Ordered that the judgment and the order are affirmed.
On the evening of September 23, 1985, the defendant, armed with a shotgun, rifle, and hunting knife, proceeded to the home of his former wife and fired numerous shots through the windows and doors of the premises. One of these shots struck his former wife, wounding her in the leg and buttocks. On appeal the defendant contends, inter alia, that he was denied the effective assistance of counsel in defending himself against a charge of attempted murder in the second degree stemming from the shooting of his wife based upon his attorney's reliance on a lack of intent rather than an extreme emotional disturbance defense. We disagree.
It is well settled that a reviewing court must look at the totality of the evidence as to the circumstances of a particular case and to applicable law in determining whether a defendant has been provided with the effective assistance of counsel, and must "`avoid both confusing true ineffectiveness * * * with mere losing tactics and according undue significance to retrospective analysis'" (People v. Satterfield, 66 N.Y.2d 796, 798; People v Baldi, 54 N.Y.2d 137; People v. Sanchez, 148 A.D.2d 760). The courts will not "second-guess whether a course chosen by [a] defendant's counsel was the best trial strategy, or even a good one, so long as defendant was afforded meaningful representation" (People v. Satterfield, supra, at 799-800). Upon our review of the record, we conclude that the defendant was afforded meaningful representation by a well-prepared attorney who pursued a reasonable trial strategy which resulted in the acquittal of the defendant on other charges including four counts of attempted murder in the first degree. The record further indicates that trial counsel's decision not to pursue the defense of extreme emotional disturbance constituted legitimate trial strategy (see, People v. Sanchez, supra; People v. Harris, 109 A.D.2d 351, 361-362), particularly in light of the psychiatric evaluation prepared at counsel's request that opined that the defendant was not suffering from extreme emotional disturbance at the time of the shooting (see, People v. Harris, supra).
Further, contrary to the defendant's contention, the evidence adduced at trial which established that he fired a shot from his rifle at four police officers who responded to the scene of the shooting, viewed in the light most favorable to the People, was legally sufficient to support the defendant's conviction of four counts of attempted assault in the first degree and one count of reckless endangerment in the first degree (see, People v Contes, 60 N.Y.2d 620, 621; see also, People v. Coello, 111 A.D.2d 866; People v. Rodriguez, 121 A.D.2d 409). Moreover, upon the exercise of our factual review power, we are satisfied that the verdict was not against the weight of the evidence (see, CPL 470.15).

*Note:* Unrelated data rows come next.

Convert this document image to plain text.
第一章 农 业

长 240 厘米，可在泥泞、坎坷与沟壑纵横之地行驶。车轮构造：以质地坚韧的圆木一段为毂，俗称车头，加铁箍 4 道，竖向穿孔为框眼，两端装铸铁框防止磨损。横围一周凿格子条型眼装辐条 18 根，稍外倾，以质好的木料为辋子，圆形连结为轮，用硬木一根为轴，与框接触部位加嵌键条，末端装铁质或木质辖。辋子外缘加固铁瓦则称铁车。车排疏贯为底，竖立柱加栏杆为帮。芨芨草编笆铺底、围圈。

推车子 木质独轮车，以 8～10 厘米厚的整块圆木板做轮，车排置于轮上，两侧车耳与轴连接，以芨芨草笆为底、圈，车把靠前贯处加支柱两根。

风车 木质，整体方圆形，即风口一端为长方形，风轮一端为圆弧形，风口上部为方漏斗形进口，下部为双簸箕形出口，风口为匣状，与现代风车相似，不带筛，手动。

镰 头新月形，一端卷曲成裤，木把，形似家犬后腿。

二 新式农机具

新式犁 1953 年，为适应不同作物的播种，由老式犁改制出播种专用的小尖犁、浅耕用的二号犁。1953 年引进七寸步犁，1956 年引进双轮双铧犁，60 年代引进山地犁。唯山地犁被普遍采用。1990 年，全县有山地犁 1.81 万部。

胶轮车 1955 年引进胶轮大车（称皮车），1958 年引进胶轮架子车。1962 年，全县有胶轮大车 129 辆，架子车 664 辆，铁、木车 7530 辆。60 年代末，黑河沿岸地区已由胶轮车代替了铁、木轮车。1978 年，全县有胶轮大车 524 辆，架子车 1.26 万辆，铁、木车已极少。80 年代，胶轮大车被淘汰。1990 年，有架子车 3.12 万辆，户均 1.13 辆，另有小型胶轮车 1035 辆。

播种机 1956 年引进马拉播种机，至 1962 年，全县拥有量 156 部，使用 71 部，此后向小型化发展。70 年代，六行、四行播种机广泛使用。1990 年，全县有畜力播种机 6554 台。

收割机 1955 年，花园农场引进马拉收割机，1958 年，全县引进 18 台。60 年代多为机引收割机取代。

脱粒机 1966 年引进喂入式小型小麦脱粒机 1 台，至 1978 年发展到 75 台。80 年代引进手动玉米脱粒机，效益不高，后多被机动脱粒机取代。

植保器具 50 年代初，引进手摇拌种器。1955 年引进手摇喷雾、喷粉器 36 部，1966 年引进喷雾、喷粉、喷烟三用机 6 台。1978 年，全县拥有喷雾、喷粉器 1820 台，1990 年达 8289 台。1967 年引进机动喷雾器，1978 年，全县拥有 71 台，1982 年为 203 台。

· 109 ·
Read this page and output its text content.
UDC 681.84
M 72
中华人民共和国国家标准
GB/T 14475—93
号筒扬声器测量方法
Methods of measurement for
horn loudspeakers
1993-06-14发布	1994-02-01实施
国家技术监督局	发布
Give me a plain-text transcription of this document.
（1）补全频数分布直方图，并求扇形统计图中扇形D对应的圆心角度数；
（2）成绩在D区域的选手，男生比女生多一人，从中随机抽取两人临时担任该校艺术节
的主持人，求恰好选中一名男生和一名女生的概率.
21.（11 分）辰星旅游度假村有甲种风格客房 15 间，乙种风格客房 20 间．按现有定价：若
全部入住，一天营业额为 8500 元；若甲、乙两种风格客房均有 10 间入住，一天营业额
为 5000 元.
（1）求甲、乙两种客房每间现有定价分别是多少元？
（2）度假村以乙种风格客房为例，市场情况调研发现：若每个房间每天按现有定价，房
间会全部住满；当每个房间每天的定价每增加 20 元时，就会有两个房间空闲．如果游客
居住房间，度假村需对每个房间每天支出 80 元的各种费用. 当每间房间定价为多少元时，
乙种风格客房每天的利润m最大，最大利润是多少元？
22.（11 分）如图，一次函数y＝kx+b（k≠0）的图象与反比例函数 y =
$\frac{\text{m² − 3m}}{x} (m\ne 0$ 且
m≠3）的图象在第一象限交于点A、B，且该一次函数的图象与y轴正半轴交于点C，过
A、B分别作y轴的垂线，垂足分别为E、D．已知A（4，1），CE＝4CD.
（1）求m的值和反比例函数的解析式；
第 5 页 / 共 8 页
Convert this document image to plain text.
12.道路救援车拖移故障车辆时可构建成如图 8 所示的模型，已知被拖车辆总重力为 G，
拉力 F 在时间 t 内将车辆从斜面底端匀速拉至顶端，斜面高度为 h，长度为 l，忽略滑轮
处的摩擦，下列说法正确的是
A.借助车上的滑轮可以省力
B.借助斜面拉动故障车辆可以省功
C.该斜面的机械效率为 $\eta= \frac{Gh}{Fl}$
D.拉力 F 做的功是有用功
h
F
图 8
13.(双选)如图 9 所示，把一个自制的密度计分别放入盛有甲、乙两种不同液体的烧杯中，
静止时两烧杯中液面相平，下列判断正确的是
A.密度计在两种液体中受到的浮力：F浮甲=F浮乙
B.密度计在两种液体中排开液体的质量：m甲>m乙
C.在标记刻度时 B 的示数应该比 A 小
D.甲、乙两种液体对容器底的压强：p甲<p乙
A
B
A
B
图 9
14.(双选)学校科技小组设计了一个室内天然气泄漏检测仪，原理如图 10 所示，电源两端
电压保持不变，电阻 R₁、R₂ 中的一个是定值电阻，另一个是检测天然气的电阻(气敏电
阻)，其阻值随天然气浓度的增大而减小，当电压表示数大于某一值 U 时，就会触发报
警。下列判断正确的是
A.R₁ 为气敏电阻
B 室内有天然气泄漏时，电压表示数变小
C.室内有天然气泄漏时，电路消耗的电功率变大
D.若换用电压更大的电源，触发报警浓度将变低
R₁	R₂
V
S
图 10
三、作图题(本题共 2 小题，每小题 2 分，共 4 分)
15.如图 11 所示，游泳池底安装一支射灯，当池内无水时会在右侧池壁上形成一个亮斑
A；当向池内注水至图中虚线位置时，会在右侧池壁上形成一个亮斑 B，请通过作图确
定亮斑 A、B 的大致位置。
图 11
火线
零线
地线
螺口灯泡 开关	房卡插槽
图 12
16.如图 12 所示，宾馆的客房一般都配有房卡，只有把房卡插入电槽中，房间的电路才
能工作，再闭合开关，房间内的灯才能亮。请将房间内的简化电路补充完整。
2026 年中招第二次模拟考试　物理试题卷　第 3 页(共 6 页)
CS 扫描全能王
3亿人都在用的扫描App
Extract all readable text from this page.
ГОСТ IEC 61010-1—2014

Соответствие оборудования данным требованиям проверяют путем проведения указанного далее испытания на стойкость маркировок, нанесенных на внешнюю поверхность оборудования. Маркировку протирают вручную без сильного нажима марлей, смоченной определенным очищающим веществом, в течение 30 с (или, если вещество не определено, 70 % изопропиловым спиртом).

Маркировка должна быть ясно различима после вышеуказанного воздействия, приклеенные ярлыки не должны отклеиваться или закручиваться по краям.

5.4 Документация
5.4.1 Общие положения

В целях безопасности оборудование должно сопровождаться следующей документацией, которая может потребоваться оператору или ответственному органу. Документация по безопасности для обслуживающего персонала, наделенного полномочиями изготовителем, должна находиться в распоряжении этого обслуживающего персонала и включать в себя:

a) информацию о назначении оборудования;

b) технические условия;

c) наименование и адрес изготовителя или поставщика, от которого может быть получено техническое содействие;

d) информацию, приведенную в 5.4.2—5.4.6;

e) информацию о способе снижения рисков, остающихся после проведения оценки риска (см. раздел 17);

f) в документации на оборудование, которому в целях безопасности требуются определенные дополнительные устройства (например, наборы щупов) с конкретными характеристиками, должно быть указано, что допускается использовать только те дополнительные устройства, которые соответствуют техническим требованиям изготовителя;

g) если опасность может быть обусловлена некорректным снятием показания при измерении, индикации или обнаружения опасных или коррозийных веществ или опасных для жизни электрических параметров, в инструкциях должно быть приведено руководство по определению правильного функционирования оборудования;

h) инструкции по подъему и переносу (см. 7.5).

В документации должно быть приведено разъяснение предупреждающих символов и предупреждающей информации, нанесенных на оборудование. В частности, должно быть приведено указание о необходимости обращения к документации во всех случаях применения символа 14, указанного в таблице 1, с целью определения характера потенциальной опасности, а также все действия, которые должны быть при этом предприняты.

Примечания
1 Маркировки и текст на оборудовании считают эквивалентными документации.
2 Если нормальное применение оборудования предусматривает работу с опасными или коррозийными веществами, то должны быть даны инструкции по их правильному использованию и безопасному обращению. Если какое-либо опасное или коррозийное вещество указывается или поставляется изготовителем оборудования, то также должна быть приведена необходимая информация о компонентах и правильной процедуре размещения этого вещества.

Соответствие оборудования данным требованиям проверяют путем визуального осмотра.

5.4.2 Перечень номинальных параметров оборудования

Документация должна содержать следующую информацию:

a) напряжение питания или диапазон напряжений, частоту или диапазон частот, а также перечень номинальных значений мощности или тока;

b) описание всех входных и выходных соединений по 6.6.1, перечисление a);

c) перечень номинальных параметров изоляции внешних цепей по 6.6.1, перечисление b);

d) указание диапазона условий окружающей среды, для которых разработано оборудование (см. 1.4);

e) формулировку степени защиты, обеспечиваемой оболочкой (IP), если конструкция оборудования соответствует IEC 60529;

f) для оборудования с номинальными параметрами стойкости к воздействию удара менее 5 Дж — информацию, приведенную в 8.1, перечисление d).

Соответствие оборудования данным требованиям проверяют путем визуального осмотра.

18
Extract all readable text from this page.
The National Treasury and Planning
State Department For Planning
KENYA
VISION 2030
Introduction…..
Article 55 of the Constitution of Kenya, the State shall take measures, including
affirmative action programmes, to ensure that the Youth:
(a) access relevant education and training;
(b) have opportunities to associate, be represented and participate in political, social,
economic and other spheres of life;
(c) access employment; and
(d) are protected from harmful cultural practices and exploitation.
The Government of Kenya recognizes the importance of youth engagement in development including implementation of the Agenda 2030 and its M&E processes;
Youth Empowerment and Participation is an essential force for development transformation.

The defendant's contention that the trial court's verdict was repugnant is unpreserved for appellate review (see, People v Alfaro, 66 N.Y.2d 985; People v. Hillmon, 154 A.D.2d 887; People v Baldwin, 130 A.D.2d 666) and we decline to reach it in the exercise of our interest of justice jurisdiction.
We have examined the defendant's remaining contentions, including his allegation that the sentence imposed was excessive, and find that they are either unpreserved for appellate review or are without merit. Bracken, J.P., Lawrence, Harwood and Balletta, JJ., concur.